宴の後片づけも大方終わり、静けさを取り戻しつつあるようだ。時折、蛍の淡い光が糸を引くように通り過ぎていく。
思い出したように吹く弱い風が、わずかな雨の匂いを孕んで纏わりついてくることに気づいた。そういえば、もうじき雨の時季だ。悩みごとに満たされたこの邸に来て、幾度めの季節だろうか。
「泊瀬、そろそろ蔀を───」
蛍の軌跡を目で追いながら言いかけたその時だった。
壺の向こう、東の対と寝殿とを繋ぐ渡殿のあたりから淡い二藍を纏った基冬の姿が一瞬現れ、そうしてそのまま東の対屋に消えるのを見た。
その瞬間、揺羅の心の臓は滑稽なほどに弾んだ。
思わず、袖で口元を覆う。ほんの一瞬、その姿を目にしただけで他のすべてを忘れ、平静ではいられなくなる己に気づく。今はもう姿も見えぬというのに、こちらのことになど気づいてもおらぬというのに、ついさっきまで父のことや明日のことで憂鬱だったはずの揺羅の心は浅ましく基冬の面影を追い求め、彼の男のことでいっぱいになる。

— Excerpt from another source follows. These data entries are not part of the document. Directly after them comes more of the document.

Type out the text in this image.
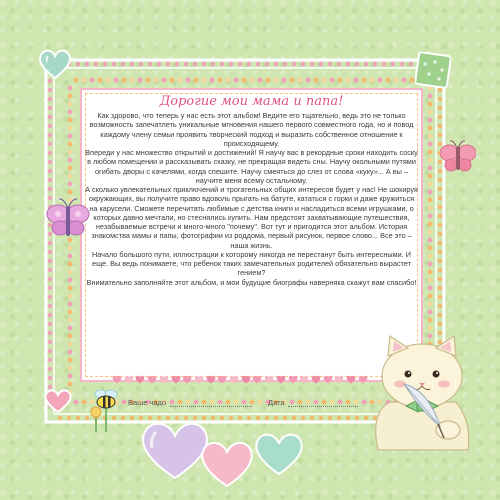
Дорогие мои мама и папа!

Как здорово, что теперь у нас есть этот альбом! Ведите его тщательно, ведь это не только возможность запечатлеть уникальные мгновения нашего первого совместного года, но и повод каждому члену семьи проявить творческий подход и выразить собственное отношение к происходящему.

Впереди у нас множество открытий и достижений! Я научу вас в рекордные сроки находить соску в любом помещении и рассказывать сказку, не прекращая видеть сны. Научу окольными путями огибать дворы с качелями, когда спешите. Научу смеяться до слез от слова «куку»... А вы – научите меня всему остальному.

А сколько увлекательных приключений и трогательных общих интересов будет у нас! Не шокируя окружающих, вы получите право вдоволь прыгать на батуте, кататься с горки и даже кружиться на карусели. Сможете перечитать любимые с детства книги и насладиться всеми игрушками, о которых давно мечтали, но стеснялись купить. Нам предстоят захватывающие путешествия, незабываемые встречи и много-много "почему". Вот тут и пригодится этот альбом. История знакомства мамы и папы, фотографии из роддома, первый рисунок, первое слово... Все это – наша жизнь.

Начало большого пути, иллюстрации к которому никогда не перестанут быть интересными. И еще. Вы ведь понимаете, что ребенок таких замечательных родителей обязательно вырастет гением?

Внимательно заполняйте этот альбом, и мои будущие биографы наверняка скажут вам спасибо!

Ваше чадо	Дата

そんな自分自身に戸惑い呆れ、揺羅ははたと蔀戸に背を向けてぎゅっと目を瞑った。
胸に抱くことすら許されぬはずの想いが、己の意思とは関係なく、止めることもできぬほどの力で溢れ出ようとするのを、揺羅は必死に抑え込む。
胸元で握りしめた手のうちにある実梅が、なだめるようにかぐわしい香りを放っていた。
曹司
寝殿造の対屋を結ぶ渡殿に作られた小さな部屋のこと。
主に邸に勤める女房たちの私室として使われました。